The Justice Department argues, however, that the town’s reading of the First Amendment is “exactly backward.”

“[T]he Town seeks to permit the content and viewpoint discrimination against religious worship that the Free Speech and Free Exercise Clauses prohibit and to prohibit the equal access for religious expression that the Establishment Clause permits,” the brief explains. “The court should hold that Plaintiff Redeemer Fellowship has established a likelihood of success on its Free Speech and Free Exercise claims.”

A lawsuit was filed on behalf of Redeemer Fellowship by one of the nation’s leading conservative religious freedom legal nonprofit groups, Alliance Defending Freedom. In the lawsuit, ADF argued that there is “no compelling government interest sufficient to justify prohibiting religious worship services in the Civic Center.”

ADF contends that the church is being discriminated against because of their beliefs.

“Redeemer Fellowship is being told they are unwelcome — in the same civic center where secular groups may meet and where another church already rents a room for Bible studies, vestry meetings, and theological training,” ADF Senior Counsel Erik Stanley, director of ADF's Center for Christian Ministries, said in a statement. “The town is constitutionally required to treat religious organizations equally and fix its policy barring Redeemer Fellowship from worship.”

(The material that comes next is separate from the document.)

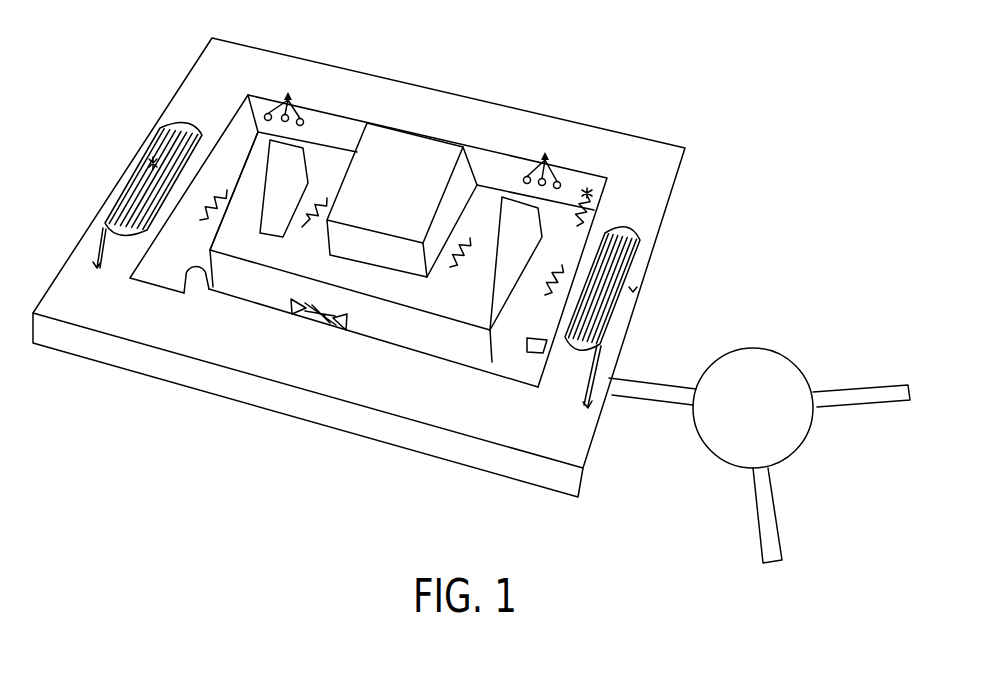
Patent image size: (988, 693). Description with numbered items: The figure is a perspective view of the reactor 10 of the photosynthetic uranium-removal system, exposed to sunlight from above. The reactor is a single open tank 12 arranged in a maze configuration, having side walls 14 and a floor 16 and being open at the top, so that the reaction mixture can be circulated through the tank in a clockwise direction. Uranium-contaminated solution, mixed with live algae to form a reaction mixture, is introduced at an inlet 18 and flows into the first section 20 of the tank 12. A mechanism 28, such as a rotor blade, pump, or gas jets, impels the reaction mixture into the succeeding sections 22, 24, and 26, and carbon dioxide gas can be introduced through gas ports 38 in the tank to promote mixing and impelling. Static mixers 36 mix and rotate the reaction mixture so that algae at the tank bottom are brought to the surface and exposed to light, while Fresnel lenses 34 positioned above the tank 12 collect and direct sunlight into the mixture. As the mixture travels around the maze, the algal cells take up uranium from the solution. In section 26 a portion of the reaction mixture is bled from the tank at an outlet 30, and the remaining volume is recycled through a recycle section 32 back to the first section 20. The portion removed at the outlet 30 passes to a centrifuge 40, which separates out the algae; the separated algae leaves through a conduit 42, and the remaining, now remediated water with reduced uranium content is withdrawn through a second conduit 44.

This is far from the first religious freedom case that the Trump Justice Department has submitted a brief on, but it's the first since the departure earlier this month of former Attorney General Jeff Sessions, who issued an extensive guidance to federal agencies in October 2017 calling for protection of religious freedom.

That guidance was issued in response to President Donald Trump’s May 2017 executive order promoting religious freedom.

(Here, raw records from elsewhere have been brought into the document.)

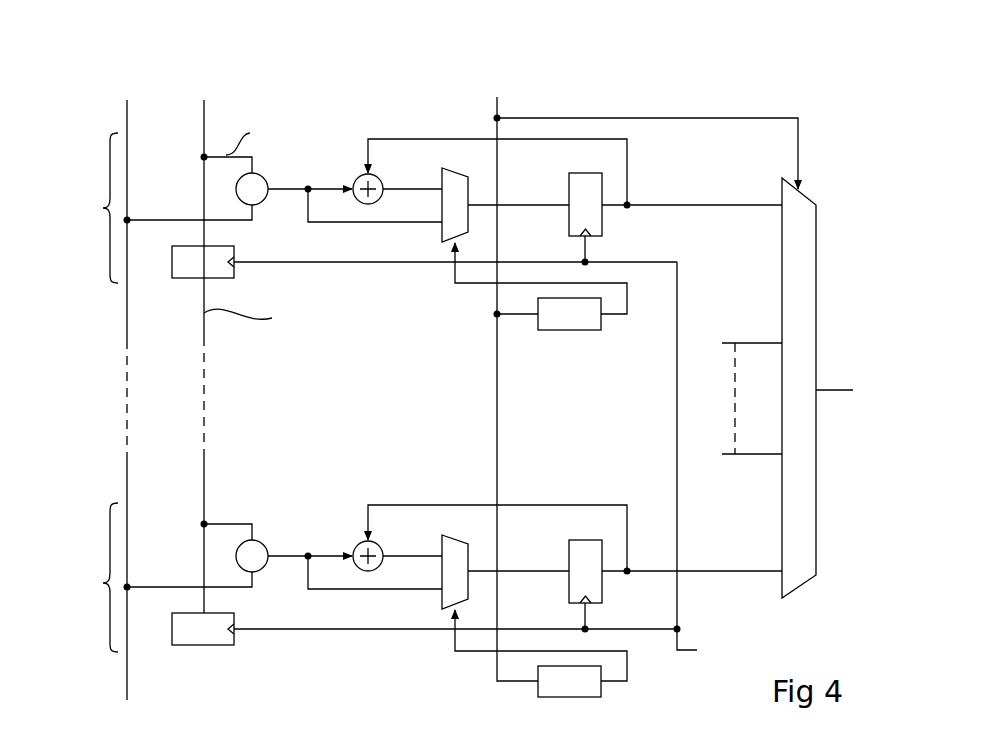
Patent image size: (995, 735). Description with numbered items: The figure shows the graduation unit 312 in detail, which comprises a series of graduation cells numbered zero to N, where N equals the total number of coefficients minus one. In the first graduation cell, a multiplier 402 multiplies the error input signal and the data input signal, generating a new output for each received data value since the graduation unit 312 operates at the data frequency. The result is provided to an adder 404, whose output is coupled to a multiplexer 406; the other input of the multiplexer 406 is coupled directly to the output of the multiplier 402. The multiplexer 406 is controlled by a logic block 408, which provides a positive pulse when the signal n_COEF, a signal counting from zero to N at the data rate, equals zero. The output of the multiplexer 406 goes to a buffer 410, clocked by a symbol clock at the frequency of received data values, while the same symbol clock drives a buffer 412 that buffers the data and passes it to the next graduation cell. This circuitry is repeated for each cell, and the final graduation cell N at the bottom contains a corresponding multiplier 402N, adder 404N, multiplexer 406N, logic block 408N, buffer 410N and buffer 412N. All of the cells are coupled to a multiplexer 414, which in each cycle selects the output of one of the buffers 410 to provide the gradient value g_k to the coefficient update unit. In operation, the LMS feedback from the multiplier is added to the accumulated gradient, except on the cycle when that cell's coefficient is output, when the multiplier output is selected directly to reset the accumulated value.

The graduation unit 312 is at (95, 58).
The multiplier 402 is at (263, 178).
The adder 404 is at (378, 181).
The multiplexer 406 is at (456, 176).
The logic block 408 is at (594, 324).
The buffer 410 is at (602, 219).
The buffer 412 is at (222, 274).
The multiplexer 414 is at (806, 198).
The multiplier 402N is at (263, 545).
The adder 404N is at (378, 548).
The multiplexer 406N is at (468, 533).
The logic block 408N is at (594, 691).
The buffer 410N is at (602, 586).
The buffer 412N is at (222, 641).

"The Constitution protects the right of individuals and groups to exercise their religion without discrimination because of their religion,” Acting Attorney General Matthew Whitaker, who was appointed on Nov. 7, said in a statement. “The First Amendment requires that religious individuals and groups have the same opportunity to rent public facilities as other members of the community. The Department of Justice is committed to protecting the First Amendment rights of Americans, including fostering the religious expression of members of all faiths.”

The Justice Department had previously submitted briefs in support of more high-profile cases, such as its brief last year to the U.S. Supreme Court in support of Christian Colorado baker Jack Phillips who was punished by the state for refusing to bake a cake for a same-sex wedding.

In October, the Justice Department submitted a brief to the Supreme Court asking it to take up the case of a Christian funeral home company whose owner was accused of violating discrimination law when he fired a biologically male transgender employee who wanted to wear female clothing consistent wither her gender identity.